I suspect that this might lose me some karma, but I think that gaming is probably the least ethical area (killing things should never be fun, even in a virtual world), and I personally would never work in the financial sector, but then that's the ethical dilemma we all face.
nec sorte nec fato
I think you have your cause and effect the wrong way around.
These days we generally see rich people as being unethical, so logically any work that pays well must therefore be unethical.
It's probably not true.
Business/App ideas are like arseholes: everyone's got one, they're mostly shit, but very rarely they contain a diamond
... but we still arn't 100% sure of how neurons work so while simulating them in a computer might be useful for AI I fail to see how it can be at all useful for medical tests.
Partial understanding can still be tasked for useful work. As an example I give you the entire field of Physics.
Certainly the military doesn't have to do any particular mission overseas; however, if it does no missions overseas, eventually it will be doing such missions within the State.
Ugh. You know, I was mostly with you up until that. Really? You are rolling out the old "if we don't fight them overseas we'll be fighting them at home" chestnut? What if, I dunno, we didn't do things to provoke them in the first place? Have you really bought into the BS rationalization that it's because "they hate our freedoms"?
I come from a military family. Father, both brothers. I chose a different path, but I'm very sympathetic to and have much respect for those who choose to serve. I don't, however, accept bullshit rationalizations from the war-mongers who stand to profit (financially or politically) from never-ending conflict. You really think OBL and Al-Qaeda were that much of a threat before we made them so? Believe what you want, the rise of OBL was at least what those in the intelligence community call "blow-back", if not something more orchestrated by those who saw the decline of the USSR as a threat to the defense industry money train.
Don't be so naive. Invading Afghanistan as a response to 9/11 mostly made sense; they were harboring the bad guys who did it, and the mission was pretty clear -- turn over the rocks (with high kinetics) to squash the bugs. Iraq was straight-up bullshit. I understand the need for those on the ground to make their sacrifices mean something, but wanting to believe something doesn't make it true. Don't dishonor their memories by accepting the crap being fed to us by the mil-ind machine.
"In the councils of government, we must guard against the acquisition of unwarranted influence, whether sought or unsought, by the militaryindustrial complex. The potential for the disastrous rise of misplaced power exists and will persist." -- (former FIVE-star) General Dwight D. Eisenhower, 17 Jan 1961
A host is a host from coast to coast...
Unless it's down, or slow, or fails to POST!
You're still supporting an organization dedicated to killing people.
Depending on which country you work for, you may view it as supporting an organization dedicated to prevention of mass murder.
The US military is controversial to many people, but it was primarily the US military that prevented the spread of Soviet Communism.
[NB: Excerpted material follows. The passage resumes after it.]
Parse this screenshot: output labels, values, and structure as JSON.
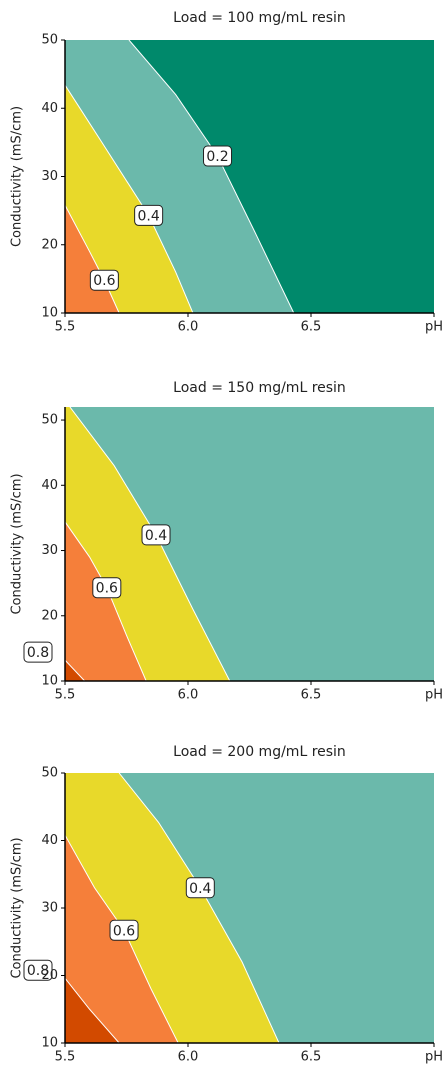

How many people did the Soviet Union kill - now extrapolate that to what they could have done had they controlled the rest of the world.
Chinese communists did a lot of killing too. Perhaps the US played a role in limiting their damage too. It is tough to say because by the time the Communists came to power the US was dominant enough to contain them and we don't know how aggressive they would have been toward the rest of the world (although as China (still authoritarian but no longer communist) is growing again it is threatening one neighbor with complete conquest and making aggressive territorial claims against other neighbors).
I often don't like the choices people make, but I like the fact that people make choices. That's why I'm a conservative.